For a long time, transnational trends have inspired social, political, economic and cultural transformations across the globe. In the Americas, and particularly since 1968, there have been numerous examples of bridge-building across borders. From Human Rights and transitional justice processes to solidarity movements and the international trade agreements of more recent times, building bridges between nations has been seen as a means of progress across the Americas.
Today, developments across the region seem to signal a ‘centrifugal’ tendency towards isolationism and nationalism. Propelled by complex social phenomena such as migration, human displacement, economic instability and political upheaval, many are turning to the erection of barriers – real and imagined – as a means to cope with uncertainty. In the US, discourses based on nationalism are on the rise. Meanwhile, in Latin Americas, the slowdown of the so-called ‘Pink Tide’ suggests a clear shift in the incentives to maintain hitherto strong regional bridges.
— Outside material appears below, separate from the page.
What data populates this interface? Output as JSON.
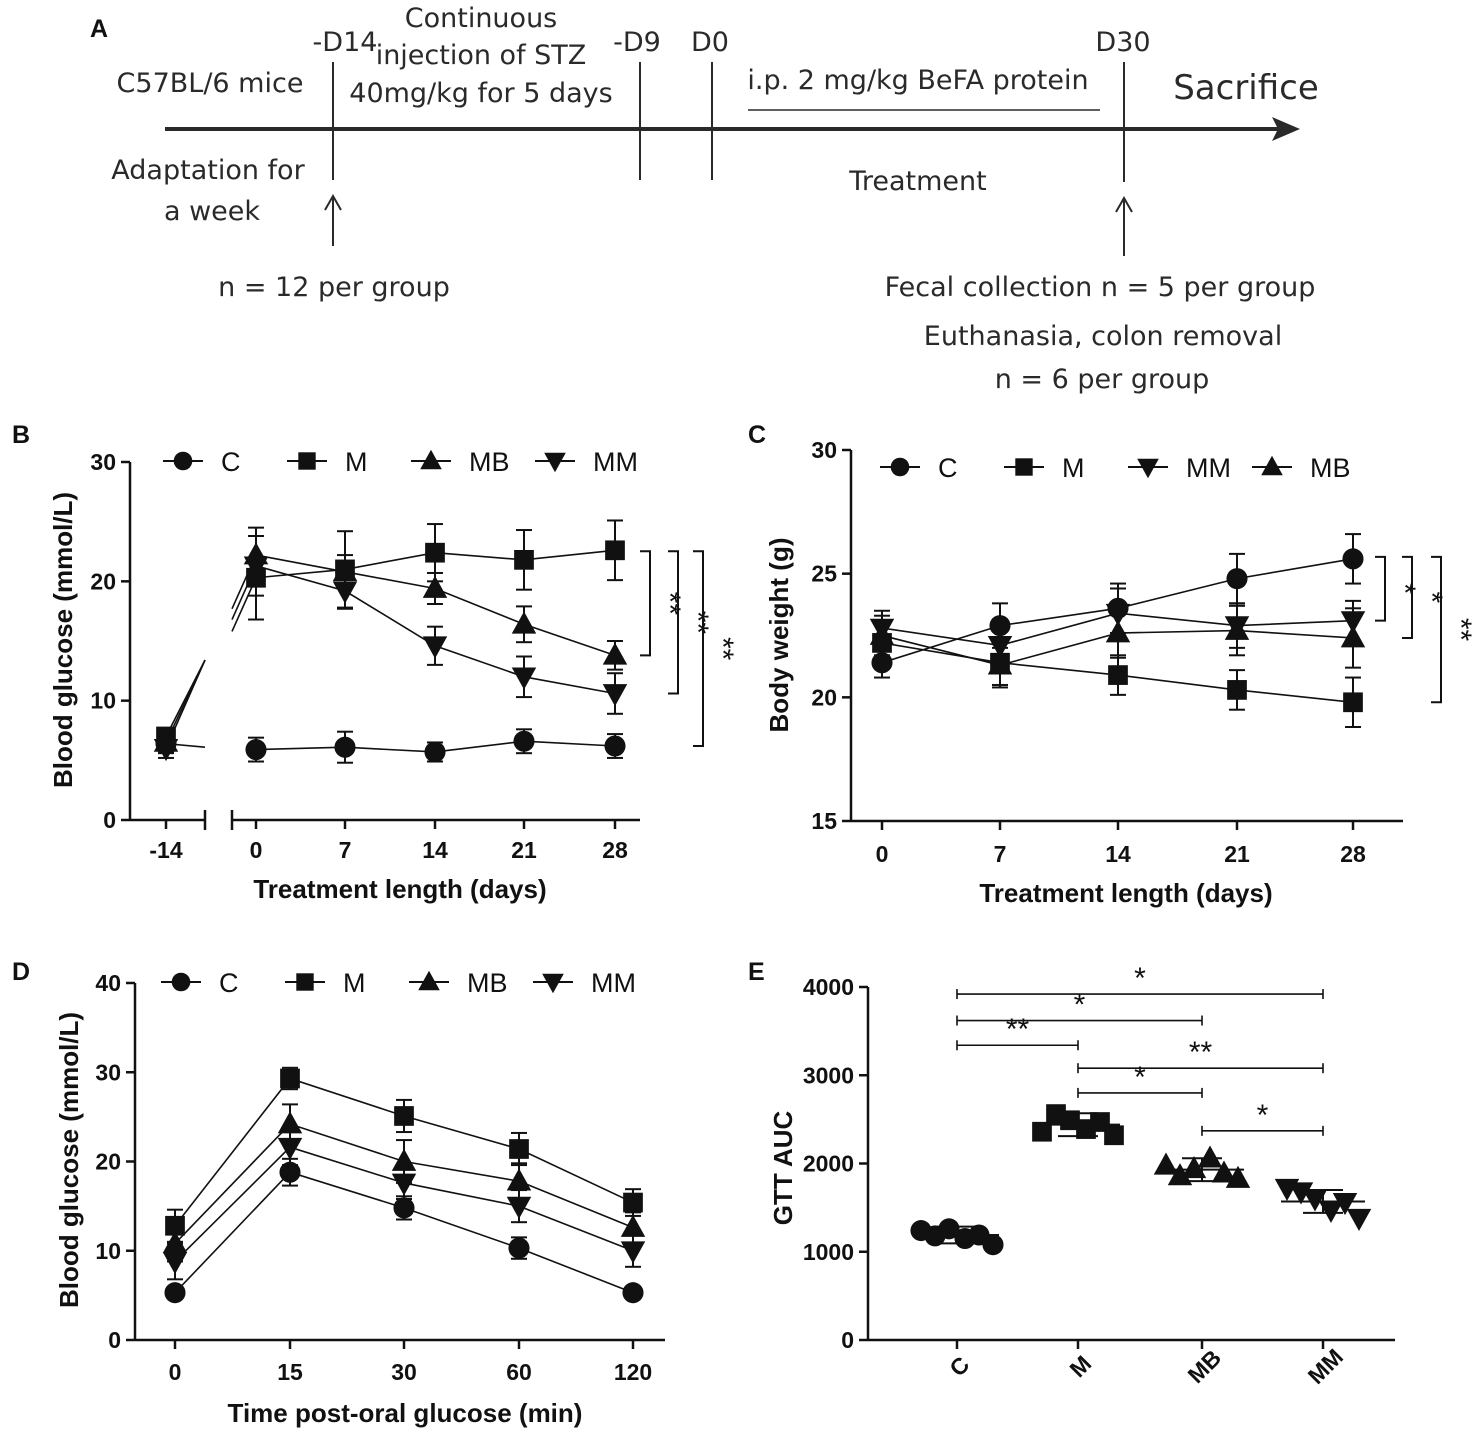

Yet, amidst this challenging scenario, new opportunities for cooperation are also being devised. Solidarity movements and class-based alliances suggest bridges are once again being built, such as transnational environmental rights movements or allied trade unions. These processes have challenged the validity of the nation-state as the sole unit for analysis. In many cases, the big issues of the contemporary world cross multiple boundaries, prompting academics to approach their work with transnational, comparative, and regionally-based perspectives.